Well, I'm having the very same issue with plain docker-compose.

Me too. Fresh setup, no idea what's wrong at the moment. There are no load balancers. It even happens when I do it on the machine via localhost:

frederik@server:~$ curl http://localhost/.well-known/acme-challenge/TOKEN
^C # Takes forever
frederik@server:~$ curl http://localhost/
404 page not found # Returns immediately

Traefik is running in docker compose and listening on port 80 (and 443)

Edit: Ah my problem was an active https redirect on the traefik service itself. After disabling the redirect it worked.

FrederikP avatar Feb 14 '23 18:02 FrederikP

Can confirm that Traefik needs a long time to return a request for non existing acme challenges.

The problem for me is I get spammed daily by bots that trigger random acme challenges. This results in hundreds of validation errors in my log files.

This currently makes validation errors completely pointless because I can't differentiate between real ones from Let's Encrypt and fake requests from bots.

In my opinion Traefik should not output failed validation errors for acme challenges that Traefik never initiated. These requests should just be ignored and return 404 or something like that instead of error messages.

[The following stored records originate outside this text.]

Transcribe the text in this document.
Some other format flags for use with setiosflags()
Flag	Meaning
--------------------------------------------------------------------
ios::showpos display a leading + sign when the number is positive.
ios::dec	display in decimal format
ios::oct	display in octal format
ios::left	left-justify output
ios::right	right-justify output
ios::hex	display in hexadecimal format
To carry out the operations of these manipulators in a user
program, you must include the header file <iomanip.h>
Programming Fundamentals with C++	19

https://www.abuseipdb.com/check/3.144.155.159 https://www.abuseipdb.com/check/54.149.111.225 https://www.abuseipdb.com/check/3.129.66.5

These are just a couple of ip adresses that spam me. Every single one of them has been reported for this exact behaviour. I currently have a list of 12 IP Adresses all belonging to Amazon that I collected over the weekend.

To reproduce this simply make a GET request to: domain.tld/.well-known/acme-challenge/some-random-token-it-doesnt-matter

Logs: Traefik logs showing the error messages

Edit: The request I made to show the log output here took 53.06s to return a 404

flopana avatar Jul 24 '23 10:07 flopana

Hello @flopana,

It seems that you are describing an issue that is not related to this one. Can you please open a new issue?

rtribotte avatar Jul 24 '23 12:07 rtribotte

@rtribotte sure

flopana avatar Jul 24 '23 13:07 flopana